Sraffa Depois de Marx

Cláudio Napoleoni

05 de Agosto de 1990


Primeira edição: excerto de um ensaio publicado em Rinascita 26 e está Incluído em Marx and Modern Economic Analysis (Aldershot, 1990).
Fonte: Revista Novos Rumos.
Tradução: Giovani Menegoz e Luiz Arturo Obojes.

HTML: Fernando A. S. Araújo.
Direitos de Reprodução: Política de Acesso Livre: A Revista Novos Rumos oferece acesso livre imediato ao seu conteúdo, seguindo o princípio de que disponibilizar gratuitamente o conhecimento científico ao público proporciona maior democratização mundial do conhecimento.


O fato de a sociedade ser a origem de uma opressão, está presente na relação capitalista como tal, ou seja, no valor absoluto — como nexo social abstrato — que subordina a todos, independentemente de sua posição no processo econômico (...). O problema essencial colocado pelo capitalismo não é o da expropriação dos proprietários e nem o da “ampliação” da propriedade do capital a “sujeitos” que foram até agora dela excluídos. É o do questionamento do lugar e do papel da produção, no ponto máximo de um processo histórico que reconduziu o próprio sujeito produtor à produção, ou seja, à objetivação.

O argumento “Marx depois de Sraffa” foi bastante estudado, após 1960, na literatura econômica. Não é um argumento muito interessante por que se sabia, bem antes de Sraffa, que a teoria do valor-trabaIho era inaceitável. Melhor, é necessário se atentar para o seguinte: A idéia de que a mais-valia, no entender de Sraffa, seja o efeito da produtividade do trabalho e que, por isso, o lucro — isto é, a apropriação de uma parte desta mais-valia pelos capitalistas – seja a conseqüência das instituições da sociedade burguesa que defendendo a propriedade do capital impedem o salário de absorver toda a mais-valia, é uma idéia que comporta a retomada literal do conceito de produtividade do trabalho como se encontra em Adam Smith. Trata-se de uma idéia para cuja crítica radical, se encontram em Marx todos os elementos necessários.

Mais interessante se apresenta, portanto, o argumento “Sraffa depois de Marx”, isto é, a questão de como deve ser interpretado Sraffa, tendo em conta os resultados teóricos obtidos por Marx, ou que podem ser obtidos com base em Marx.

Por conseguinte, o aspecto essencial da relação de Sraffa com Marx se apresentará do seguinte modo: o modelo contido na obra Produção de mercadorias por meio de mercadorias realiza a idéia própria e específica de Marx (ainda que antecipada por Ricardo), segundo a qual o capital é a totalidade, no sentido de que não é um aspecto do processo econômico (como nos neoclássicos), mas é o horizonte no qual cada aspecto determinado se desenvolve.

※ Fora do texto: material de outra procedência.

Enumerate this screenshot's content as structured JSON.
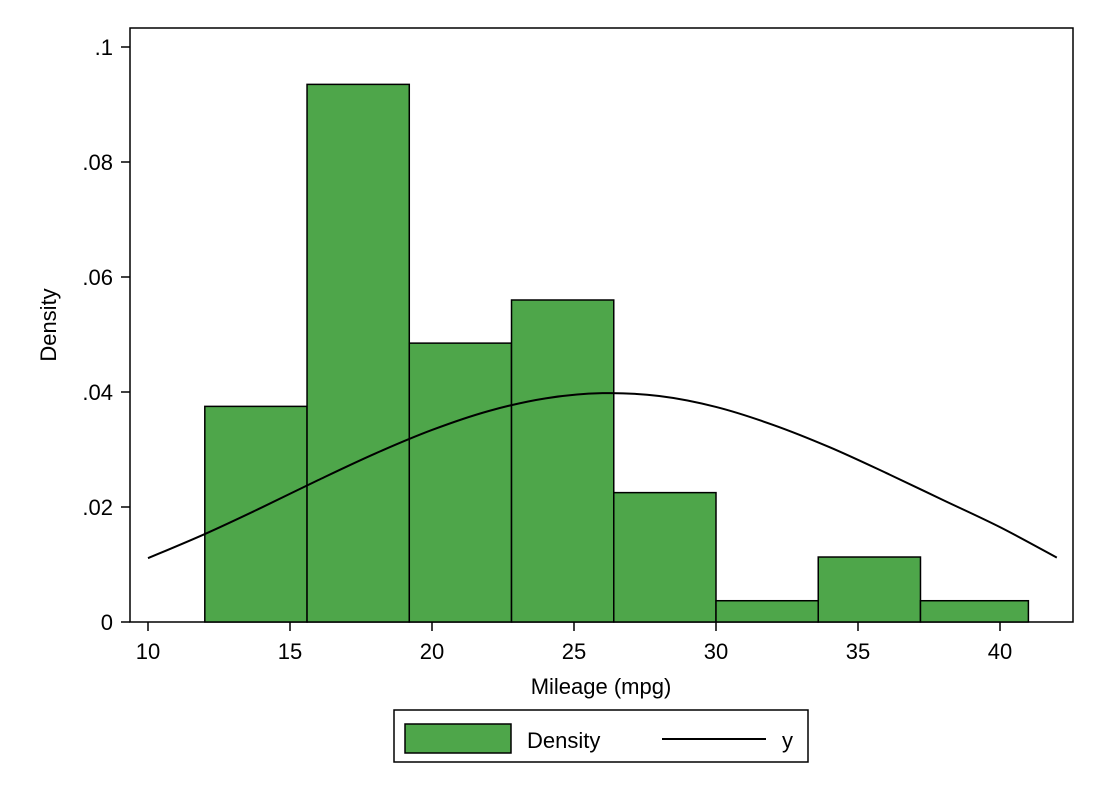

Sendo assim, a interpretação corrente (que, aliás, é a interpretação que Sraffa dava de si mesmo) deveria ser invertida: não se trata do fato de que o lucro existe porque o salário está impedido de absorver todo o produto líquido, mas do fato de que o salário (na medida em que significa uma participação no produto líquido acima da reintegração do “capital variável”) existe porque o lucro está impedido de absorver todo o produto líquido.

Nada de paradoxal nisso mas, simplesmente, a utilização do conceito marxiano de produtividade do capital. Naturalmente, também deve ser muito claro que esta ampliação do salário acima da mera recomposição da força-trabalho — esta ampliação, completamente arbitrária do ponto de vista do capital — é a própria base da democracia. Mas isso só confirma a tese, já sustentada por correntes importantes do pensamento político contemporâneo, segundo a qual capitalismo e democracia não são compatíveis entre si, podendo coexistir somente através de compromissos. É muito importante, obviamente, que a concepção do capital, como totalidade, seja a única que permita uma teoria econômica formalmente coerente; esta circunstância dá àquela concepção uma das confirmações mais impressionantes.

De outro lado, trata-se de uma concepção que, como vimos, não é compatível — ao contrário daquilo que Marx pensava — com alguma perspectiva de saída dialética do sistema historicamente dado. Se quisermos que uma perspectiva de saída não venha a faltar, o seu significado e o seu conteúdo devem ser completamente repensados com relação a Marx.